Silat Warriors: Deed Of Death

Geran | Deed of Death
 •  ,  •   • Dir.

Reviewed by   |  Aug 27, 2021

Low budget Malaysian effort that for the first hour or so tries to be too much (car racing film, family drama, gangster flick!) and as a result never really finds a satisfying groove but mercifully jettisons all this in the second half to deliver an abundance of brutal martial arts action. Mat Arip (Fad Anuar) is a carefree youngster living in the city betting on fights and taking part in street races. When he bets one too many times, he finds himself in debt to some nasty gangsters. When he can’t pay off his debt, the gangsters decide they are owed the deed to the land his father owns in the country. Despite trying to fight the gangster off Mat Arip is taken hostage and it is then up to his siblings to travel to the city to settle the score with oodles of bone crunching fight action.

If the flick had stuck to the streamlined plot of a younger sibling being in debt to gangsters and his family having to use their impressive fight skills to set things right, then this would have been a fun, short and sharp action flick. As it is, it takes a while to get to this part of the plot as the makers spend far too much time with Mat Arip messing about, getting into all kinds of trouble and how it’s a burden on his family. Too much ‘Fast & Furious’ wannabe street racing, posing, and general silliness clogs up proceedings rendering Mat Arip somewhat unlikable and hard to care for. Nothing wrong with a bit of back story and character building but it’s all laid on a bit thick, along with turgid family drama, and one too many scenes of the gangsters turning up, acting tough, and not really doing much. There is a little bit of sweet fight action peppered throughout and while it’s a little rough around the edges, the film is nicely shot on location giving events a bit of grit.
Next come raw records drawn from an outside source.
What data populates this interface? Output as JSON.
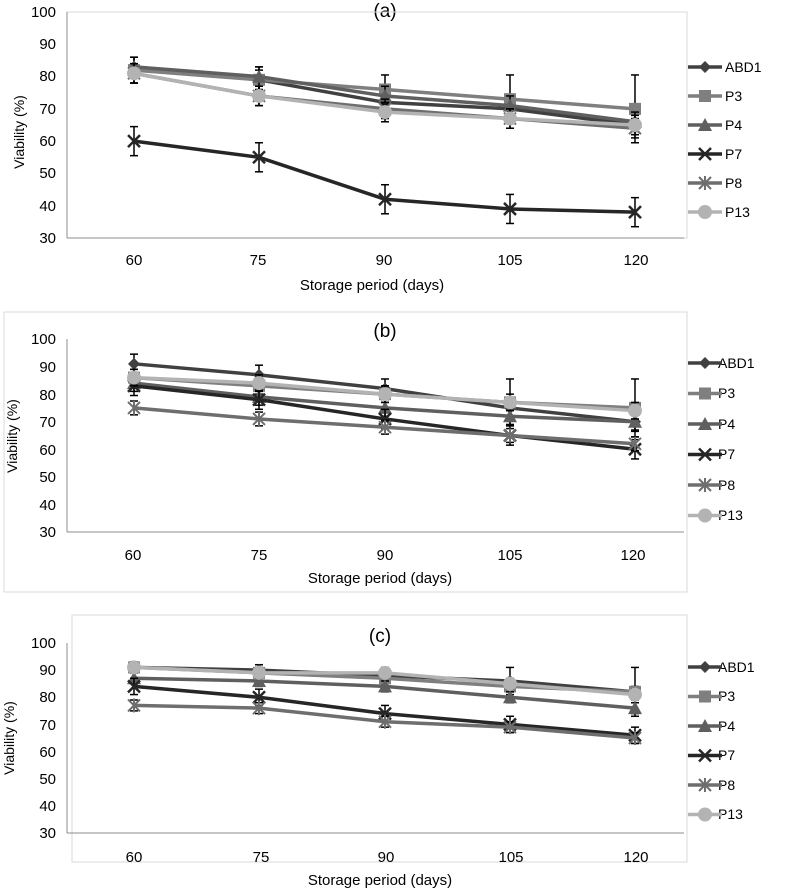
{
  "charts": [
    {
      "panel": "(a)",
      "ylabel": "Viability (%)",
      "xlabel": "Storage period (days)",
      "yticks": [
        "30",
        "40",
        "50",
        "60",
        "70",
        "80",
        "90",
        "100"
      ],
      "xticks": [
        "60",
        "75",
        "90",
        "105",
        "120"
      ]
    },
    {
      "panel": "(b)",
      "ylabel": "Viability (%)",
      "xlabel": "Storage period (days)",
      "yticks": [
        "30",
        "40",
        "50",
        "60",
        "70",
        "80",
        "90",
        "100"
      ],
      "xticks": [
        "60",
        "75",
        "90",
        "105",
        "120"
      ]
    },
    {
      "panel": "(c)",
      "ylabel": "Viability (%)",
      "xlabel": "Storage period (days)",
      "yticks": [
        "30",
        "40",
        "50",
        "60",
        "70",
        "80",
        "90",
        "100"
      ],
      "xticks": [
        "60",
        "75",
        "90",
        "105",
        "120"
      ]
    }
  ],
  "legend_names": [
    "ABD1",
    "P3",
    "P4",
    "P7",
    "P8",
    "P13"
  ],
  "chart_data": [
    {
      "type": "line",
      "title": "(a)",
      "xlabel": "Storage period (days)",
      "ylabel": "Viability (%)",
      "x": [
        60,
        75,
        90,
        105,
        120
      ],
      "ylim": [
        30,
        100
      ],
      "legend": "right",
      "series": [
        {
          "name": "ABD1",
          "marker": "diamond",
          "color": "#404040",
          "values": [
            83,
            79,
            72,
            70,
            65
          ],
          "error": [
            3,
            3,
            4,
            3,
            3
          ]
        },
        {
          "name": "P3",
          "marker": "square",
          "color": "#7f7f7f",
          "values": [
            82,
            79,
            76,
            73,
            70
          ],
          "error": [
            4,
            4,
            4.5,
            7.5,
            10.5
          ]
        },
        {
          "name": "P4",
          "marker": "triangle",
          "color": "#5f5f5f",
          "values": [
            83,
            80,
            74,
            71,
            66
          ],
          "error": [
            3,
            3,
            3,
            3,
            3
          ]
        },
        {
          "name": "P7",
          "marker": "x",
          "color": "#262626",
          "values": [
            60,
            55,
            42,
            39,
            38
          ],
          "error": [
            4.5,
            4.5,
            4.5,
            4.5,
            4.5
          ]
        },
        {
          "name": "P8",
          "marker": "star",
          "color": "#6e6e6e",
          "values": [
            81,
            74,
            70,
            67,
            64
          ],
          "error": [
            3,
            3,
            3,
            3,
            3
          ]
        },
        {
          "name": "P13",
          "marker": "circle",
          "color": "#b3b3b3",
          "values": [
            81,
            74,
            69,
            67,
            65
          ],
          "error": [
            3,
            3,
            3,
            3,
            3
          ]
        }
      ]
    },
    {
      "type": "line",
      "title": "(b)",
      "xlabel": "Storage period (days)",
      "ylabel": "Viability (%)",
      "x": [
        60,
        75,
        90,
        105,
        120
      ],
      "ylim": [
        30,
        100
      ],
      "legend": "right",
      "series": [
        {
          "name": "ABD1",
          "marker": "diamond",
          "color": "#404040",
          "values": [
            91,
            87,
            82,
            75,
            70
          ],
          "error": [
            3.5,
            3.5,
            3.5,
            3.5,
            3.5
          ]
        },
        {
          "name": "P3",
          "marker": "square",
          "color": "#7f7f7f",
          "values": [
            86,
            83,
            80,
            77,
            75
          ],
          "error": [
            3,
            3,
            3,
            8.5,
            10.5
          ]
        },
        {
          "name": "P4",
          "marker": "triangle",
          "color": "#5f5f5f",
          "values": [
            84,
            79,
            75,
            72,
            70
          ],
          "error": [
            3,
            3,
            3,
            3,
            3
          ]
        },
        {
          "name": "P7",
          "marker": "x",
          "color": "#262626",
          "values": [
            83,
            78,
            71,
            65,
            60
          ],
          "error": [
            3.5,
            3.5,
            3.5,
            3.5,
            3.5
          ]
        },
        {
          "name": "P8",
          "marker": "star",
          "color": "#6e6e6e",
          "values": [
            75,
            71,
            68,
            65,
            62
          ],
          "error": [
            2.5,
            2.5,
            2.5,
            2.5,
            2.5
          ]
        },
        {
          "name": "P13",
          "marker": "circle",
          "color": "#b3b3b3",
          "values": [
            86,
            84,
            80,
            77,
            74
          ],
          "error": [
            3,
            3,
            3,
            3,
            3
          ]
        }
      ]
    },
    {
      "type": "line",
      "title": "(c)",
      "xlabel": "Storage period (days)",
      "ylabel": "Viability (%)",
      "x": [
        60,
        75,
        90,
        105,
        120
      ],
      "ylim": [
        30,
        100
      ],
      "legend": "right",
      "series": [
        {
          "name": "ABD1",
          "marker": "diamond",
          "color": "#404040",
          "values": [
            91,
            90,
            88,
            86,
            82
          ],
          "error": [
            2,
            2,
            2,
            5,
            9
          ]
        },
        {
          "name": "P3",
          "marker": "square",
          "color": "#7f7f7f",
          "values": [
            91,
            89,
            87,
            84,
            82
          ],
          "error": [
            2,
            2,
            2,
            2,
            2
          ]
        },
        {
          "name": "P4",
          "marker": "triangle",
          "color": "#5f5f5f",
          "values": [
            87,
            86,
            84,
            80,
            76
          ],
          "error": [
            2,
            2,
            2,
            2,
            2
          ]
        },
        {
          "name": "P7",
          "marker": "x",
          "color": "#262626",
          "values": [
            84,
            80,
            74,
            70,
            66
          ],
          "error": [
            3,
            3,
            3,
            3,
            3
          ]
        },
        {
          "name": "P8",
          "marker": "star",
          "color": "#6e6e6e",
          "values": [
            77,
            76,
            71,
            69,
            65
          ],
          "error": [
            2,
            2,
            2,
            2,
            2
          ]
        },
        {
          "name": "P13",
          "marker": "circle",
          "color": "#b3b3b3",
          "values": [
            91,
            89,
            89,
            85,
            81
          ],
          "error": [
            2,
            2,
            2,
            2,
            2
          ]
        }
      ]
    }
  ]
}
Thankfully the last 40 minutes or so ramps up the fight action as Mat Arip’s brother Ali (Khoharulah Majid) decides to set things right and cuts his way through the city looking for his brother in a near continuous series of impressively brutal fight scenes. Harnessing the form of Silat (seen in the likes of ‘Merantau’ and ‘The Raid’) the fight scenes are exciting and bone crunching in their execution. Majid is a gifted fighter and cuts through swathes of goons and equally impressive fighters in several one-on-one bouts as the film essentially takes the route of a Golden Era Hong Kong action film by loading the final third with fight scene after scene. Again, a little rough around the edges, and while it doesn’t reach the heady heights of say ‘The Raid’ or ‘The Night Comes for Us’, the fight action is still remarkable stuff with some impressive takedowns and brutal combinations putting the cast through their paces. The awesomely sustained fight action saves the film from the slog it falls into in the first half and warrants an extra star.

While all the cast do well, many being gifted real life Silat fighters, it is Khoharulah Majid who excels as the film becomes his in the second half and he charges through the city and bad guys with propulsive energy. Feiyna Tajudin, as the sister of the brothers, also gets several wicked fight scenes and it’s a shame the film didn’t have her and Majid teaming up (as a deadly duo) to take down the gangsters who have their brother.

A mixed bag unfortunately but if you stick with it there is some incredible fight action come the second half which is a great showcase for some very gifted screen fighters.